Oder man denke an die wundervolle Feinarbeit der Toilettengeräte und Einrichtungen in der Blütezeit des Rokoko, ihrer Möbel, Betten, Reisewagen, an die wundervoll feine und überlegene Durchbildung ihrer Grundrisse bei der Anlage der Schlösser und der Lusthäuser.
Im schroffen Gegensatz dazu stand allerdings die Bedürfnislosigkeit der übrigen Menschheit. Nicht als ob ihre Häuser und Geräte schlecht gewesen wären; im Gegenteil, wir wissen, daß die Baukunst der Vergangenheit an Klarheit und Schönheit unserer gesamten modernen weit überlegen war und ein wunderbar geschultes Handwerk für alles, selbst in der größten Einfachheit, eine vollendete Form fand. Aber der sozusagen technisch-maschinelle Teil fehlte. Man gehe einmal in das Goethehaus in Weimar. Von außen und von innen empfängt uns eine selbstsichere Würde, eine edle Schönheit der einzelnen Bauglieder, neben denen unsere „Villen“-Bauten meist bedauerlich parvenhaft wirken. Aber dieses Goethehaus ist ja in nichts eine Ausnahme von den damals allgemein üblichen Häusern eines wohlhabenden Mannes; an allen andern Bauten entdecken wir die gleiche Kunst des Gestaltens. Nun aber betreten wir das Schlafgemach des Großen. Nur mit Rührung kann man das irdene Becken und den Krug auf dem schlichten Holztischchen betrachten, der als Waschtisch in dem kaum heizbaren Gemach diente.
Um sich die ungeheure Veränderung klar zu machen, die die Demokratisierung des Komforts bei uns hervorgerufen hat, lasse man die an sich ja bekannte Gestaltung und Einrichtung eines Hauses an sich vorüberziehen, wie man es heute als kleineres oder größeres Einfamilienhaus überall baut.

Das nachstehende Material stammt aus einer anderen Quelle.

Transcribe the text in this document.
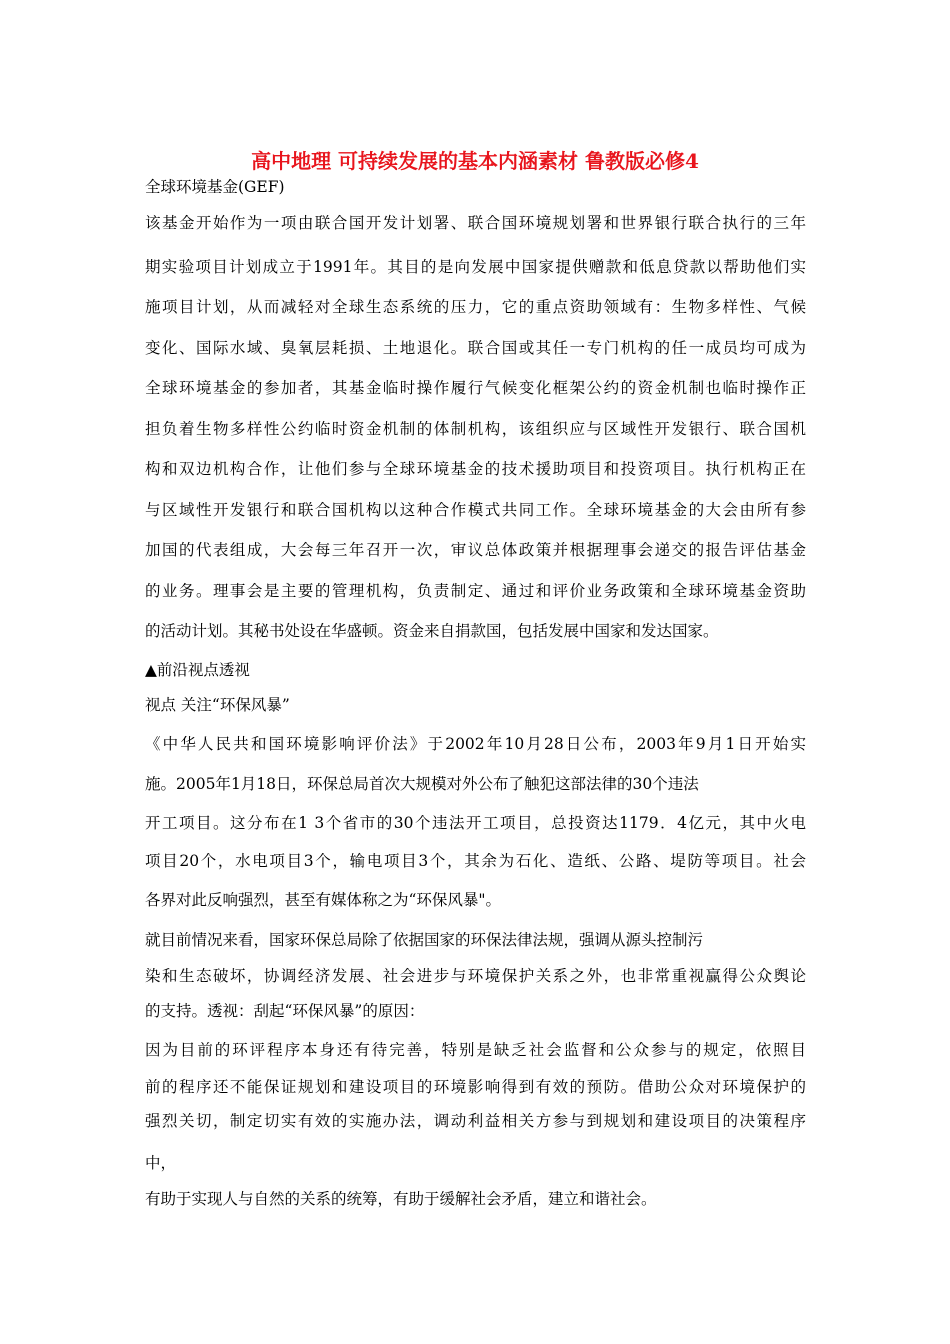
高中地理 可持续发展的基本内涵素材 鲁教版必修4
全球环境基金(GEF)
该基金开始作为一项由联合国开发计划署、联合国环境规划署和世界银行联合执行的三年
期实验项目计划成立于1991年。其目的是向发展中国家提供赠款和低息贷款以帮助他们实
施项目计划，从而减轻对全球生态系统的压力，它的重点资助领域有：生物多样性、气候
变化、国际水域、臭氧层耗损、土地退化。联合国或其任一专门机构的任一成员均可成为
全球环境基金的参加者，其基金临时操作履行气候变化框架公约的资金机制也临时操作正
担负着生物多样性公约临时资金机制的体制机构，该组织应与区域性开发银行、联合国机
构和双边机构合作，让他们参与全球环境基金的技术援助项目和投资项目。执行机构正在
与区域性开发银行和联合国机构以这种合作模式共同工作。全球环境基金的大会由所有参
加国的代表组成，大会每三年召开一次，审议总体政策并根据理事会递交的报告评估基金
的业务。理事会是主要的管理机构，负责制定、通过和评价业务政策和全球环境基金资助
的活动计划。其秘书处设在华盛顿。资金来自捐款国，包括发展中国家和发达国家。
▲前沿视点透视
视点 关注“环保风暴”
《中华人民共和国环境影响评价法》于2002年10月28日公布，2003年9月1日开始实
施。2005年1月18日，环保总局首次大规模对外公布了触犯这部法律的30个违法
开工项目。这分布在1 3个省市的30个违法开工项目，总投资达1179．4亿元，其中火电
项目20个，水电项目3个，输电项目3个，其余为石化、造纸、公路、堤防等项目。社会
各界对此反响强烈，甚至有媒体称之为“环保风暴"。
就目前情况来看，国家环保总局除了依据国家的环保法律法规，强调从源头控制污
染和生态破坏，协调经济发展、社会进步与环境保护关系之外，也非常重视赢得公众舆论
的支持。透视：刮起“环保风暴”的原因：
因为目前的环评程序本身还有待完善，特别是缺乏社会监督和公众参与的规定，依照目
前的程序还不能保证规划和建设项目的环境影响得到有效的预防。借助公众对环境保护的
强烈关切，制定切实有效的实施办法，调动利益相关方参与到规划和建设项目的决策程序
中，
有助于实现人与自然的关系的统筹，有助于缓解社会矛盾，建立和谐社会。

Zunächst ein paar Grundrisse (Abb. 1). Die Anordnung des Windfangs, der sich zwischen Haustür und Diele lagert, ist nicht neu. Neu aber ist, daß heut auch in dem bescheidensten Einfamilienhaus die Garderobe, ein Klosett und Waschgelegenheit gleich daneben gelegt werden, so daß der Gast zuerst in diese eintreten kann und erst nach Ablegung der Ueberkleider und nach Benutzung der Toilette das eigentliche Innere des Hauses betritt. Neu ist auch in kleineren Haushaltungen, daß man die Küche in das Souterrain legt und die Verbindung zwischen Küche und Speisezimmer durch einen Speiseaufzug herstellt. Diese jetzt häufig zu findende Anordnung zeigt Grundriß 1 eines kleinen Einfamilienhauses, das in Großlichterfelde gebaut ist. Von der Freitreppe gelangt man in den Windfang, rechts ist die Kleiderablage, links das Klosett mit Waschgelegenheit. Das Speisezimmer ist durch einen flachen Bogen in zwei Zimmer geteilt und wird nur bei größerer Geselligkeit als ein Raum mit durchgedeckter Tafel benutzt. Durch diese Anordnung ist Gelegenheit gegeben, den Speiseaufzug (und entsprechend gegenüber einen Wandschrank) ganz unauffällig unterzubringen. Die Küche und der Anrichteraum befinden sich natürlich genau darunter.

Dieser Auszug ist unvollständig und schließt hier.